Up the road, we came to the little town of Cobargo. It has a thriving arts community and a wonderful range of historic timber buildings although these were hard to see because of roadworks along the entire length of the main street through the town. It is hard to reconcile the dampness of the last few weeks with the raging fires that affected this area three years ago.
On December 31 2019, the catastrophic fires burning across southeastern Australia reached Cobargo. Within just a few hours, roads and bridges near the town were impassable, all critical infrastructure was destroyed, and 300 homes in the district along with 30% of businesses in Cobargo’s main street were lost. We could see a number of vacant lots where buildings had previously been.
We noticed this very sad sight. This was once a family home but all that remains now are the steps that would have led up to the front veranda and the kitchen chimney, complete with the old fuel stove.
Bermagui was our next stop and we found the harbour where all the game fishing boats were moored. Historically this town is a magnet for deep sea game fishermen. The warm spring currents bring marlin and yellow fin tuna close to the coast and charter boats from Bermagui take deep-sea and big-game fishers out to sea. The American author Zane Grey (he was a famous writer of westerns) was largely responsible for establishing Bermagui as a world famous marlin fishing destination.
We looked for Bob and Dolly Dyer (older Australians will know them from the Pick A Box Quiz show on black and white TV, but they were doing something else today and were no where not at the wharf. Web gave up looking and had lunch on he headland above the blue pool. There was no point in swimming there today. The seas were far too rough and dangerous.

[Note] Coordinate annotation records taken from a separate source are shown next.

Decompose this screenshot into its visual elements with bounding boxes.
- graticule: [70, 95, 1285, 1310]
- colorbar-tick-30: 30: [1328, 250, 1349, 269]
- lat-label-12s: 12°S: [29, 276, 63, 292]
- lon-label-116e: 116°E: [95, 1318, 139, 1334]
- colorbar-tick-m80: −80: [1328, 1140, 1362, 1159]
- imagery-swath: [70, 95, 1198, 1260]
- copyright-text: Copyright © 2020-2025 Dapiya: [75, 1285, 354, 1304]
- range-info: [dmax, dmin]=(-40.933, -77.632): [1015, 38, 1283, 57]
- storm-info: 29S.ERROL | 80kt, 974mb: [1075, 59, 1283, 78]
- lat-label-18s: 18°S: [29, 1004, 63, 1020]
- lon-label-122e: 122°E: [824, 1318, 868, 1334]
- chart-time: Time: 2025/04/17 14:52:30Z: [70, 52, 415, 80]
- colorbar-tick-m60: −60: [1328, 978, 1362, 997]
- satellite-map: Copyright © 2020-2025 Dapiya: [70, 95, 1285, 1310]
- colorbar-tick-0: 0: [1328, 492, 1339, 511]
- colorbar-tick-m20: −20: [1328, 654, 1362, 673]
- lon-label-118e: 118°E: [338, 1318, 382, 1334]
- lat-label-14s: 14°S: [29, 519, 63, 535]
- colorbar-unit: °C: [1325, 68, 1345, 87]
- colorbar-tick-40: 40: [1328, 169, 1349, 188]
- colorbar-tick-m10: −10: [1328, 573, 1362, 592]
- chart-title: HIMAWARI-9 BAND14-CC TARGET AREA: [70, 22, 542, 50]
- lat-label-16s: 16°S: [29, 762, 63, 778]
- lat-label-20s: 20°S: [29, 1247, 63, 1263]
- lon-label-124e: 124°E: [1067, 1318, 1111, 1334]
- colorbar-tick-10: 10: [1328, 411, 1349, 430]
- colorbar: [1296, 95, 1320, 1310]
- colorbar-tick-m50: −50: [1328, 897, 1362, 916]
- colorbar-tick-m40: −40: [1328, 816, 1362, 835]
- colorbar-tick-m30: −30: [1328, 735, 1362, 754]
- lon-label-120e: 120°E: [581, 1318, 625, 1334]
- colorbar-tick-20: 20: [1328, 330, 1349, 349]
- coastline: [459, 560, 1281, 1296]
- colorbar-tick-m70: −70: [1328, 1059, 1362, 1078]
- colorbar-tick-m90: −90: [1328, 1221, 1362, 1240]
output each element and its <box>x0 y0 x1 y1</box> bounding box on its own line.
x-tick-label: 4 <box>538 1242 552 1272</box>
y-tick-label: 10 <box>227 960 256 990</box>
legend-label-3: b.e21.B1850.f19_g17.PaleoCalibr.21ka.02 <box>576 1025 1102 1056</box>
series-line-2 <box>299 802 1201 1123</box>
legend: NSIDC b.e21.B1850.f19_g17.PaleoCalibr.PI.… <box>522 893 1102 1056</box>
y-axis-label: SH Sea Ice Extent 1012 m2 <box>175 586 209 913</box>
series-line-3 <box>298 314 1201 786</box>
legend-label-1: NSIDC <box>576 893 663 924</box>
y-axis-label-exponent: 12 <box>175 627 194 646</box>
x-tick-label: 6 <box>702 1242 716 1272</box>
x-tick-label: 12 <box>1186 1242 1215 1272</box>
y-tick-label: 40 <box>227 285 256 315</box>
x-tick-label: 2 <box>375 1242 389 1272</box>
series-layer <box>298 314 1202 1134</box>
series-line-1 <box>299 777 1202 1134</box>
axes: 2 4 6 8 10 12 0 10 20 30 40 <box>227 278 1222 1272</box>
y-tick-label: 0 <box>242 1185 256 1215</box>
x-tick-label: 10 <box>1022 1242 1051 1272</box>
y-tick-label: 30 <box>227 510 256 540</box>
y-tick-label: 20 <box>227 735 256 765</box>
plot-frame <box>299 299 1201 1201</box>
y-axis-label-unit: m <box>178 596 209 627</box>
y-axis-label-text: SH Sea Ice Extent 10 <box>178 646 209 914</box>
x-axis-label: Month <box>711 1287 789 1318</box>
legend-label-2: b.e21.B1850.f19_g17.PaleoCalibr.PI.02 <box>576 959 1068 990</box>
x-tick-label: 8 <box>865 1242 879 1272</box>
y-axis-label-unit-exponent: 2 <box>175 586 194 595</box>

One of the most interesting places on our travels today were the National Trust towns of Tilba Tilba and Central Tilba. These are two tiny timber towns located in the shadow of the once-active volcano which the local Yuin people called Gulaga and Captain James Cook named Mount Dromedary.
For the past thirty years Central Tilba, the larger of the two towns, has slowly evolved from a small dairy town with a cheese factory into a fashionable destination with boutique accommodation and a wide variety of gift shops and cafes. Once owned by the Bate family (Jeff Bate was a local politician who achieved fame by marrying Prime Minister Harold Holt’s widow, Zara) the villages are widely recognised as two of the most attractive hinterland towns in the area. They were so popular that it was difficult to find a parking space in the main street, so I resorted to stopping in a parking area at the bottom of town and then walked back along the Main Street to try and capture some of the atmosphere of this charming town.I hate to think how many people will visit them if they ever become popular!
We detoured off the highway to a number of points of interest along the coast. These places were mostly seven or eight kilometres off the highway. All, like this beach at Bermagui, had pounding surf dumping big waves on the beaches. It was at Narooma, near the where Wagonga Inlet empties into the sea across a shallow sand bar that we saw a sign that tickled my sense of humour. It said “Dangerous Bar, Large Swells”. I thought it sounded just like a warning in a New Zilland pub after an All Blecks Football Metch.
At Tuross Head, lots of people seemed to be standing on the headland looking along the beach and the entrance to Coilla Lake as if it were a great attraction. One of the locals told me that the council had spent a couple of days opening up the entrance to the lake with an excavator so that the lake didn’t flood and cut off the highway after all the rains of the last week. I guess that seeing the entrance open was an unusual sight of great fascination.
Once again, we managed to fill in the entire day with no problem at all. We now have a free day tomorrow in Batemans Bay to do some local sightseeing and exploring.